La narrazione biblica dell’Esodo rivela un riscontro storico e documentario? Da secoli gli studiosi cercano di capire quanto possa essere autentico il racconto del biblico viaggio intrapreso dal popolo ebraico dall’Egitto alla Terra Promessa. Numerosi archeologi pensano che buona parte delle vicende dell’Esodo vadano considerate come un mito: per l’esattezza, un mito delle origini, costruito artificialmente, sfruttato da Israele per crearsi un’identità etnografica.
In pratica, gli storici sono convinti che l’antico Canaan fosse abitato da moltissimi popoli semiti, dai quali gli antichi Ebrei avevano volontà e necessità di differenziarsi. Per questo sarebbe sorta la tradizione di un’origine differente: quella di schiavi di origine mesopotamica fuggiti dall’Egitto.

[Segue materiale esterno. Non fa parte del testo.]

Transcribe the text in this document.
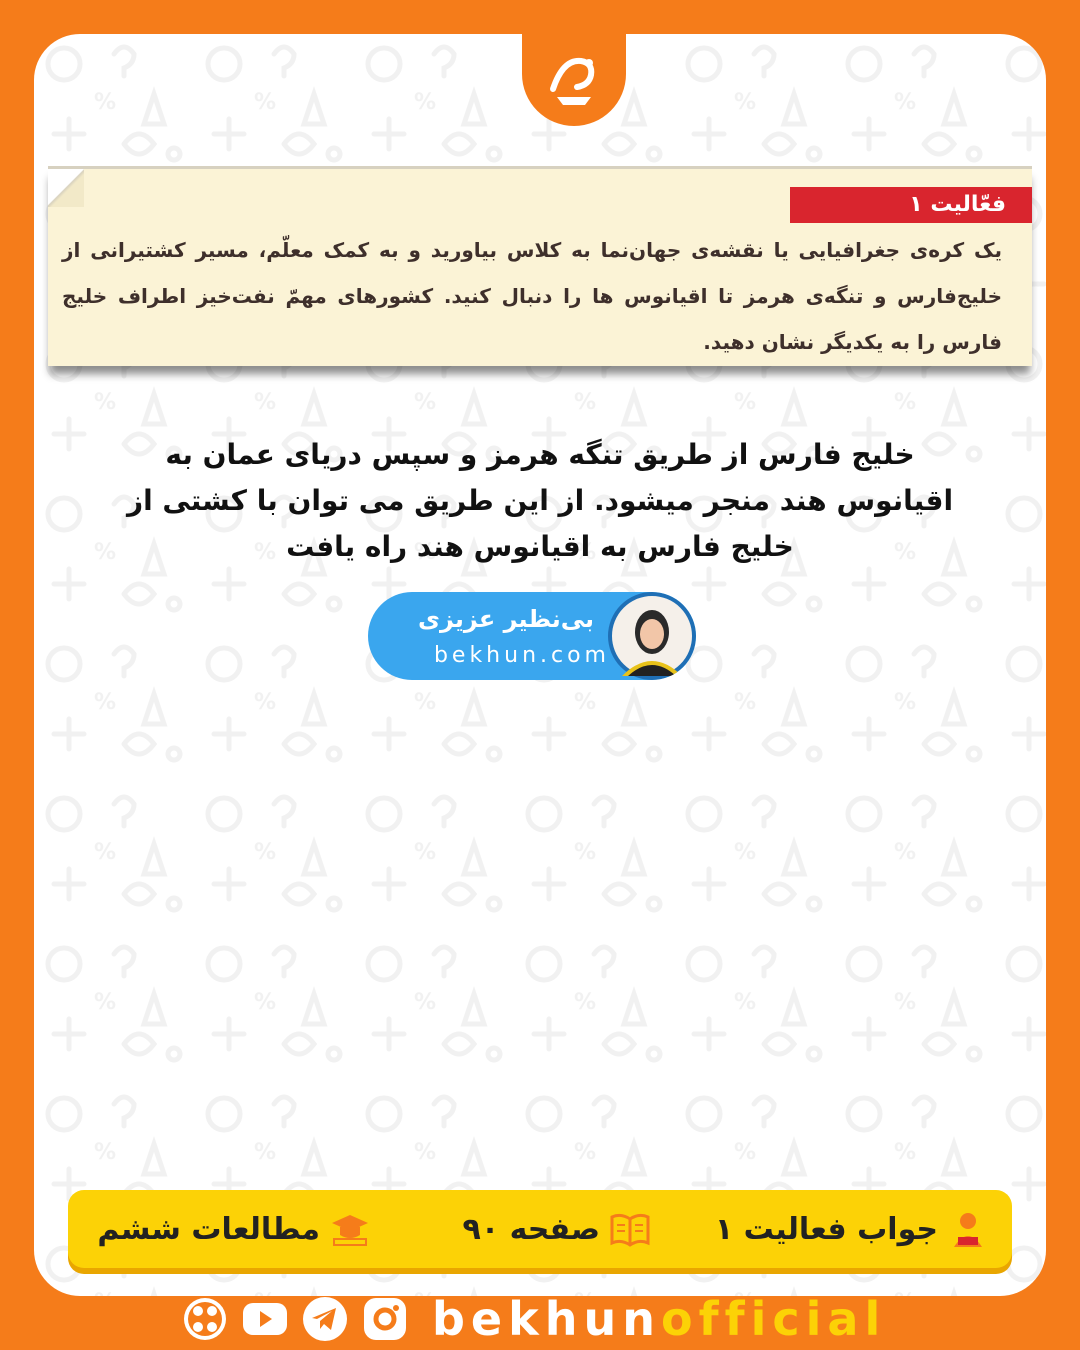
فعّالیت ۱
یک کره‌ی جغرافیایی یا نقشه‌ی جهان‌نما به کلاس بیاورید و به کمک معلّم، مسیر کشتیرانی از خلیج‌فارس و تنگه‌ی هرمز تا اقیانوس ها را دنبال کنید. کشورهای مهمّ نفت‌خیز اطراف خلیج فارس را به یکدیگر نشان دهید.
خلیج فارس از طریق تنگه هرمز و سپس دریای عمان به اقیانوس هند منجر میشود. از این طریق می توان با کشتی از خلیج فارس به اقیانوس هند راه یافت
بی‌نظیر عزیزی
bekhun.com
جواب فعالیت ۱
صفحه ۹۰
مطالعات ششم
bekhunofficial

E da qui si sarebbe poi sistemato il mito strumentale dell’Esodo.
L’archeologia biblica, di cui il più famoso attore fu lo studioso americano William F. Albright, si è sviluppata solo a metà del Novecento. Da sola cerca di confermare che le storie raccontate dalla Bibbia hanno un fondamento reale e dimostrabile. Tutte le altre campagne archeologiche e scientifiche, invece, sembrano orientate a un rifiuto totale o parziale delle informazioni ricavate dal testo sacro.

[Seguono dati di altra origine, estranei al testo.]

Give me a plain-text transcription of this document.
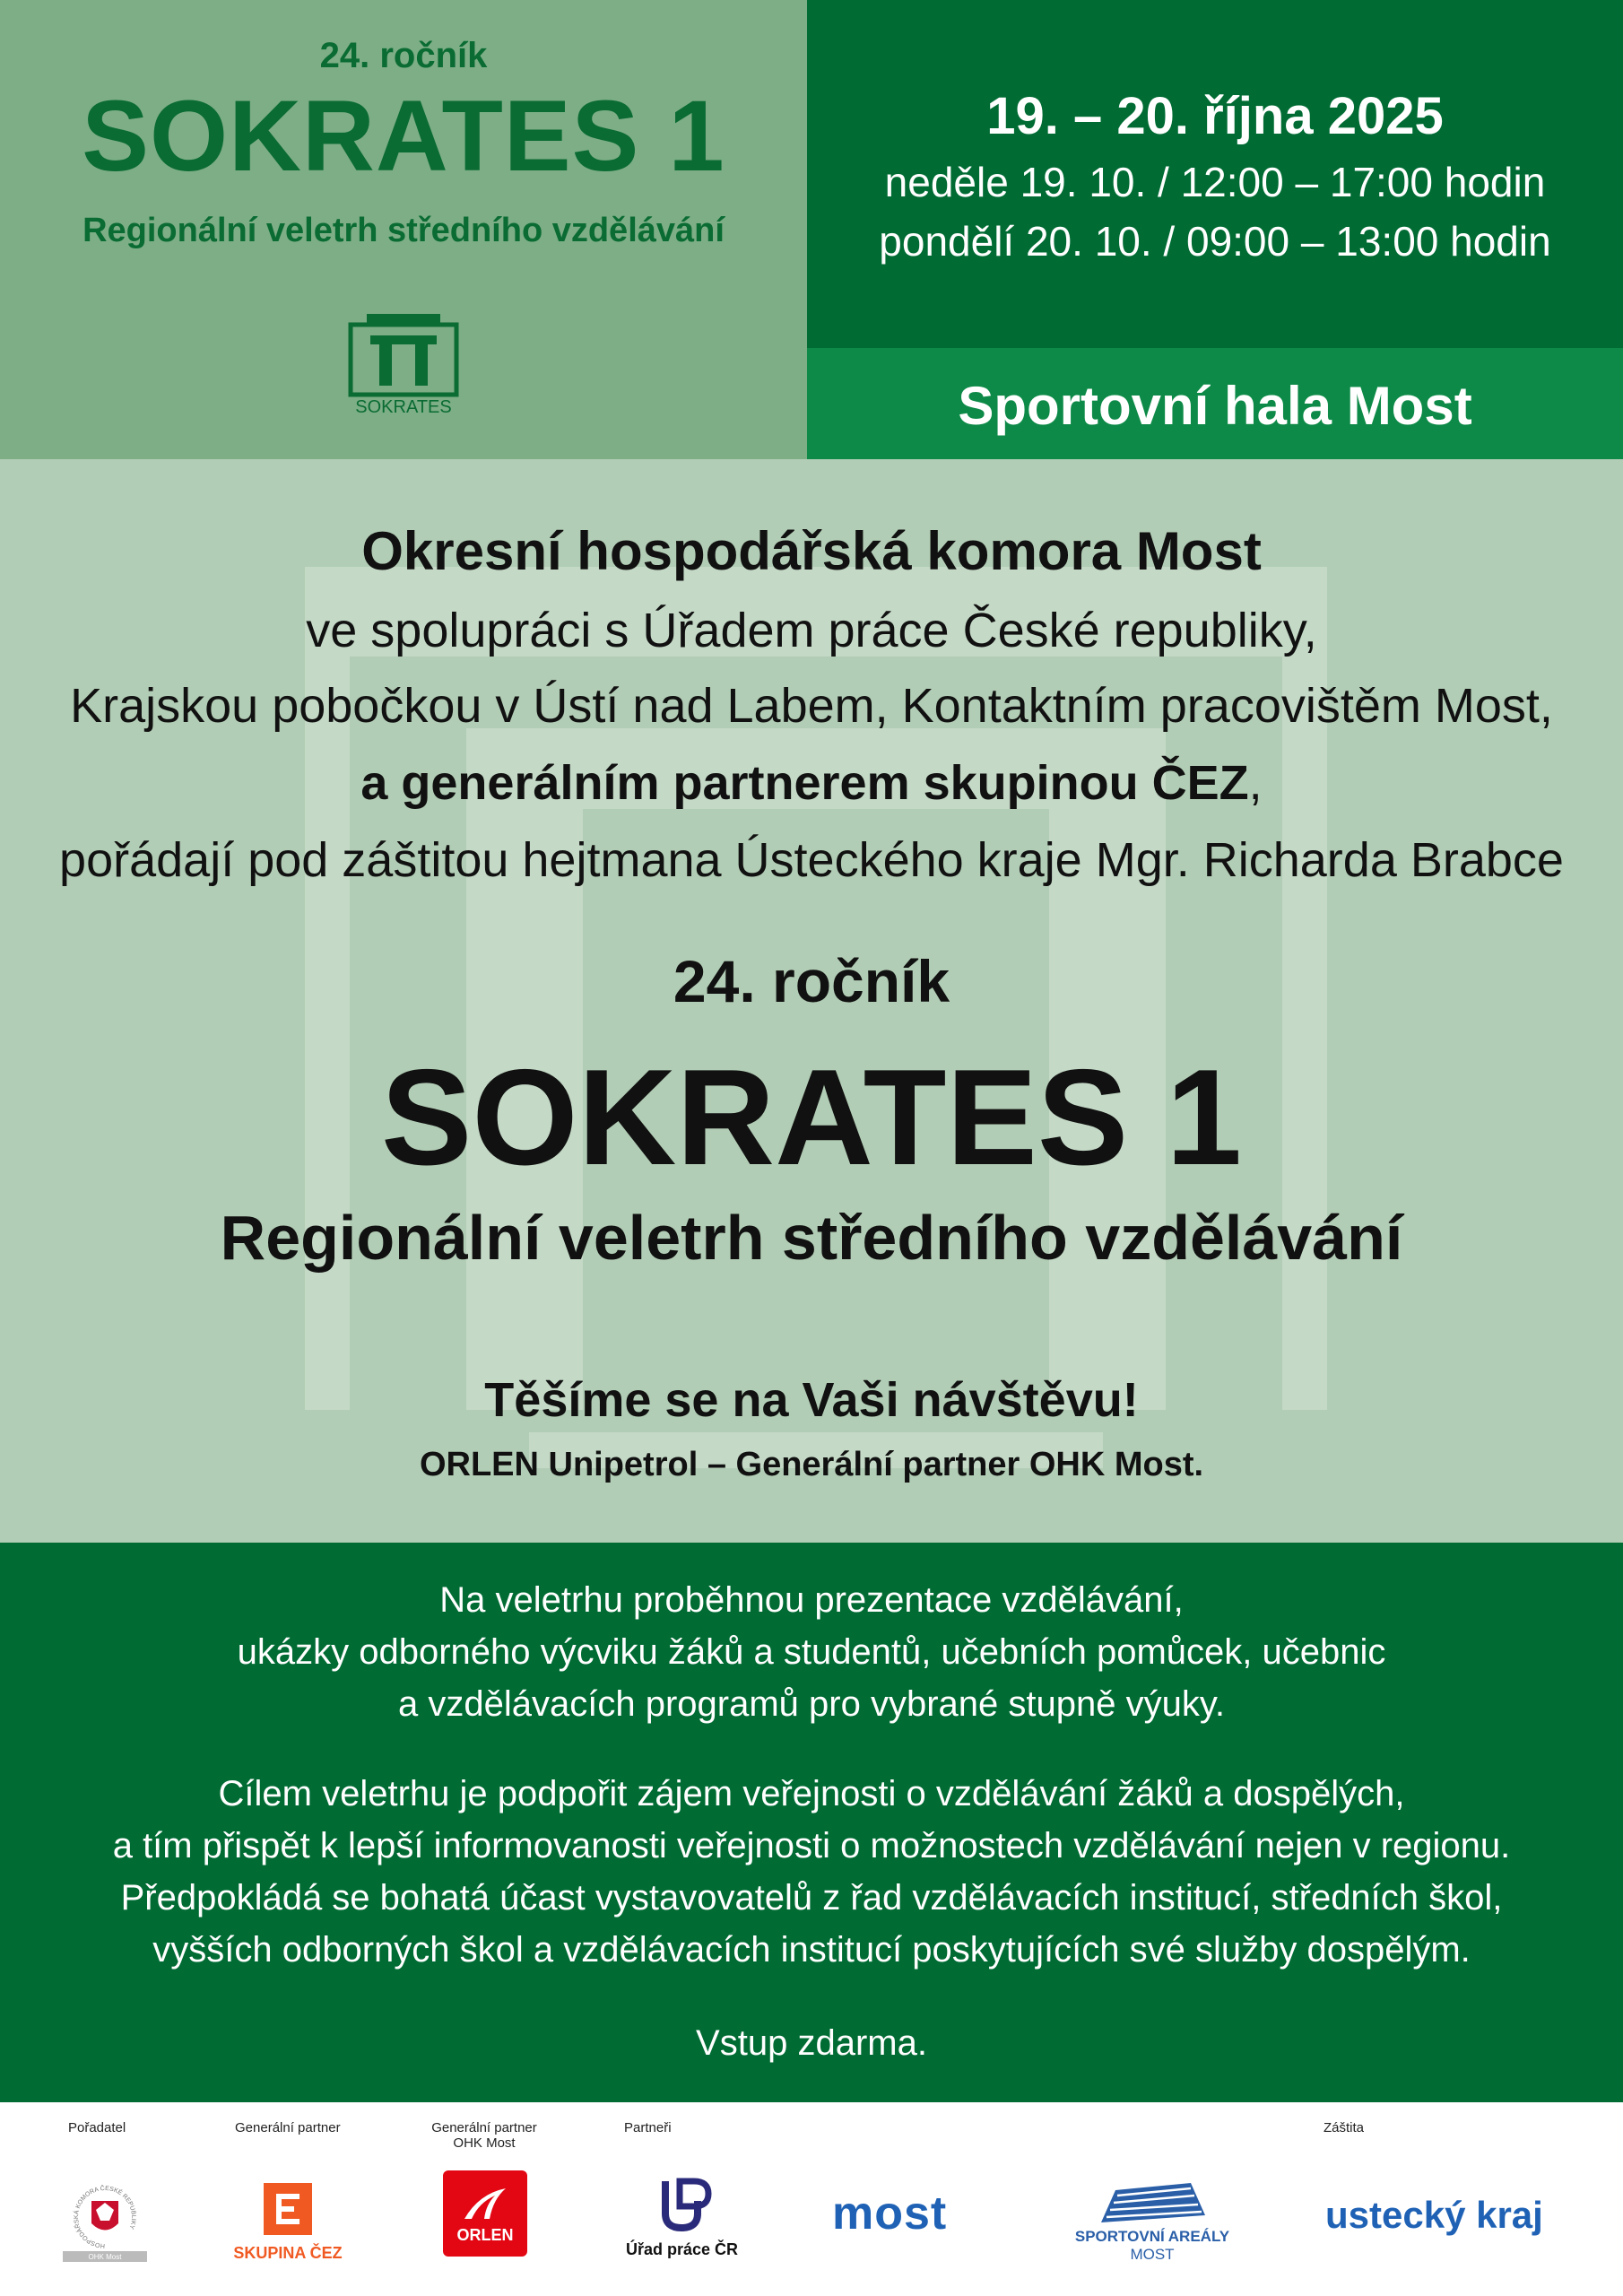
24. ročník
SOKRATES 1
Regionální veletrh středního vzdělávání
SOKRATES
19. – 20. října 2025
neděle 19. 10. / 12:00 – 17:00 hodin
pondělí 20. 10. / 09:00 – 13:00 hodin
Sportovní hala Most
Okresní hospodářská komora Most
ve spolupráci s Úřadem práce České republiky,
Krajskou pobočkou v Ústí nad Labem, Kontaktním pracovištěm Most,
a generálním partnerem skupinou ČEZ,
pořádají pod záštitou hejtmana Ústeckého kraje Mgr. Richarda Brabce
24. ročník
SOKRATES 1
Regionální veletrh středního vzdělávání
Těšíme se na Vaši návštěvu!
ORLEN Unipetrol – Generální partner OHK Most.
Na veletrhu proběhnou prezentace vzdělávání,
ukázky odborného výcviku žáků a studentů, učebních pomůcek, učebnic
a vzdělávacích programů pro vybrané stupně výuky.
Cílem veletrhu je podpořit zájem veřejnosti o vzdělávání žáků a dospělých,
a tím přispět k lepší informovanosti veřejnosti o možnostech vzdělávání nejen v regionu.
Předpokládá se bohatá účast vystavovatelů z řad vzdělávacích institucí, středních škol,
vyšších odborných škol a vzdělávacích institucí poskytujících své služby dospělým.
Vstup zdarma.
Pořadatel	Generální partner	Generální partner
OHK Most
Partneři	Záštita
HOSPODÁŘSKÁ KOMORA ČESKÉ REPUBLIKY
OHK Most	SKUPINA ČEZ
ORLEN
Úřad práce ČR
most	SPORTOVNÍ AREÁLY
MOST
ustecký kraj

L’Esodo, dalla Bibbia alle prove archeologiche
Oltre alla Bibbia non abbiamo molte fonti documentali che parlino della fuga degli Ebrei dall’Egitto. Quasi sicuramente, poi, il Libro dell’Esodo contenuto nella Torah è stato redatto all’epoca del ritorno in Giudea dei deportati dell’esilio babilonese, e quindi nel V secolo a.C., mentre la fuga ebraica dovrebbe risalire al XIII secolo a.C. Analizzando solo la Bibbia, dobbiamo quindi cercare riscontri oggettivi con la storia, per capire se la narrazione possa essere compatibile con un documento oggettivo. Partiamo dal faraone che schiavizzava gli Ebrei. Secondo l’Esodo, a regnare sull’Egitto c’era Ramses II (che appunto visse nel XIII secolo a.C.), il faraone che ordinò la strage degli israeliti quando Mosè era in fasce. Questo faraone fece costruire la città di Pi-Ramses e ampliare Pitom, luoghi che sono nominati nel Libro dell’Esodo.

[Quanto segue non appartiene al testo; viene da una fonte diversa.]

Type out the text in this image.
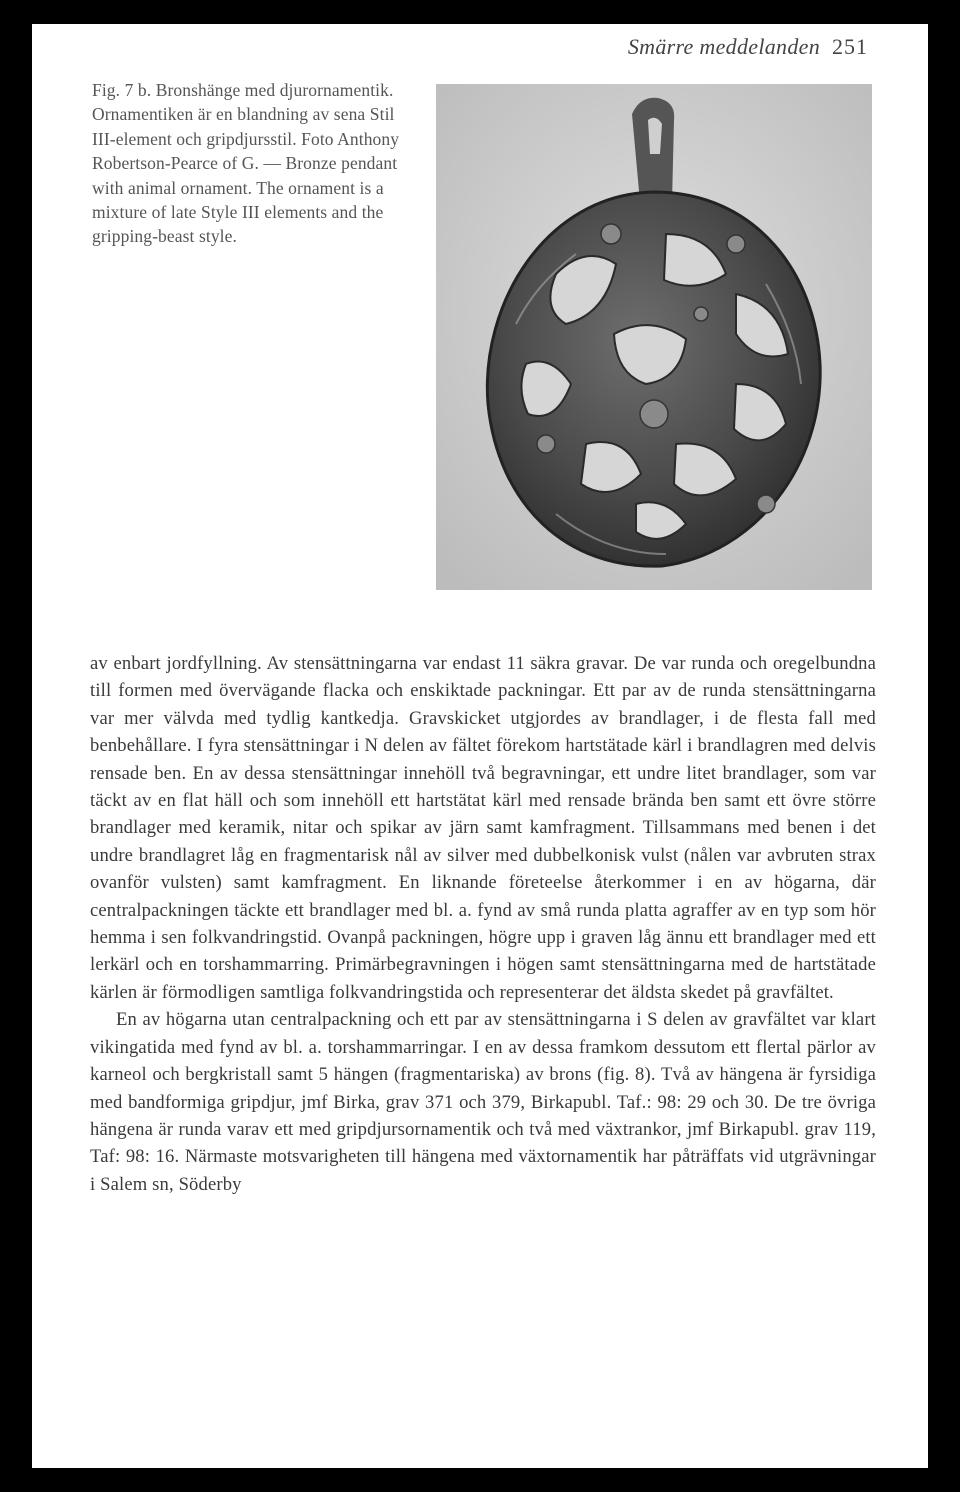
Smärre meddelanden 251
Fig. 7 b. Bronshänge med djurornamentik. Ornamentiken är en blandning av sena Stil III-element och gripdjursstil. Foto Anthony Robertson-Pearce of G. — Bronze pendant with animal ornament. The ornament is a mixture of late Style III elements and the gripping-beast style.

av enbart jordfyllning. Av stensättningarna var endast 11 säkra gravar. De var runda och oregelbundna till formen med övervägande flacka och enskiktade packningar. Ett par av de runda stensättningarna var mer välvda med tydlig kantkedja. Gravskicket utgjordes av brandlager, i de flesta fall med benbehållare. I fyra stensättningar i N delen av fältet förekom hartstätade kärl i brandlagren med delvis rensade ben. En av dessa stensättningar innehöll två begravningar, ett undre litet brandlager, som var täckt av en flat häll och som innehöll ett hartstätat kärl med rensade brända ben samt ett övre större brandlager med keramik, nitar och spikar av järn samt kamfragment. Tillsammans med benen i det undre brandlagret låg en fragmentarisk nål av silver med dubbelkonisk vulst (nålen var avbruten strax ovanför vulsten) samt kamfragment. En liknande företeelse återkommer i en av högarna, där centralpackningen täckte ett brandlager med bl. a. fynd av små runda platta agraffer av en typ som hör hemma i sen folkvandringstid. Ovanpå packningen, högre upp i graven låg ännu ett brandlager med ett lerkärl och en torshammarring. Primärbegravningen i högen samt stensättningarna med de hartstätade kärlen är förmodligen samtliga folkvandringstida och representerar det äldsta skedet på gravfältet.

En av högarna utan centralpackning och ett par av stensättningarna i S delen av gravfältet var klart vikingatida med fynd av bl. a. torshammarringar. I en av dessa framkom dessutom ett flertal pärlor av karneol och bergkristall samt 5 hängen (fragmentariska) av brons (fig. 8). Två av hängena är fyrsidiga med bandformiga gripdjur, jmf Birka, grav 371 och 379, Birkapubl. Taf.: 98: 29 och 30. De tre övriga hängena är runda varav ett med gripdjursornamentik och två med växtrankor, jmf Birkapubl. grav 119, Taf: 98: 16. Närmaste motsvarigheten till hängena med växtornamentik har påträffats vid utgrävningar i Salem sn, Söderby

E come documenti extrabiblici? Di cosa disponiamo? Abbiamo la famosa stele di Merenptah (risalente alla fine XIII secolo a.C.), che parla di un popolo chiamato ysrir che abitava nel Canaan. La stele fu fatta modificare da Merenptah, figlio di Ramses II, cioè il faraone che si scontrò con Mosè. Poi, nel papiro di Ipuwer, rinvenuto nel 1909, risalente sempre al XIII, si parla di cataclismi naturali simili alle piaghe narrate nel Libro ebraico.
Fuga reale o inventata
Non abbiamo altre prove che possano confermarci la presenza in Egitto di una popolazione semita che poi si rifugiò in Palestina. Sappiamo però che, interpretando alla lettera la Bibbia, dovremmo datare questa fuga al XIII secolo a.C., durante il regno di Merenptah, appunto.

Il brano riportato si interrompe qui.